- Specialty: Veterinary medicine, osteology

= Metabolic bone disease =

Metabolic bone disease is an abnormality of bones caused by a broad spectrum of disorders. Most commonly these disorders are caused by deficiencies of minerals such as calcium, phosphorus, magnesium or vitamin D leading to dramatic clinical disorders that are commonly reversible once the underlying defect has been treated. These disorders are to be differentiated from a larger group of genetic bone disorders where there is a defect in a specific signaling system or cell type that causes the bone disorder. There may be overlap. For example, genetic or hereditary hypophosphatemia may cause the metabolic bone disorder osteomalacia. Although there is currently no treatment for the genetic condition, replacement of phosphate often corrects or improves the metabolic bone disorder. Metabolic bone disease in captive reptiles is also common, and is typically caused by calcium deficiency in a reptile's diet.

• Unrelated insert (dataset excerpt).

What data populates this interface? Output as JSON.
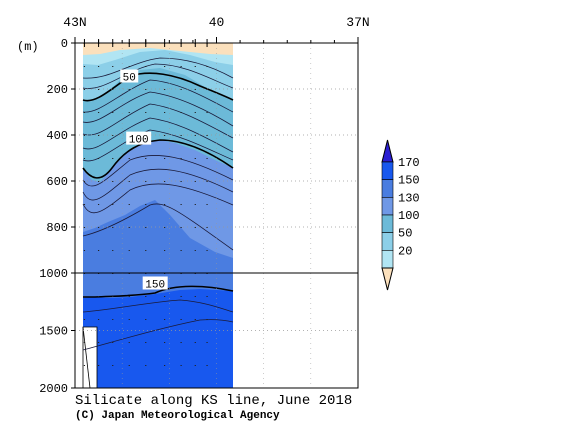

==Conditions considered to be metabolic bone disorders==
- osteoporosis
- osteopenia
- osteomalacia (adults) and rickets (children)
- osteitis fibrosa cystica
- Paget's disease of bone
- pyramiding (turtles)

Osteoporosis is due to causal factors like atrophy of disuse and gonadal deficiency. Hence, osteoporosis is common in postmenopausal women and in men above 50 years. Hypercorticism may also be a causal factor, as osteoporosis may be seen as a feature of Cushing's syndrome.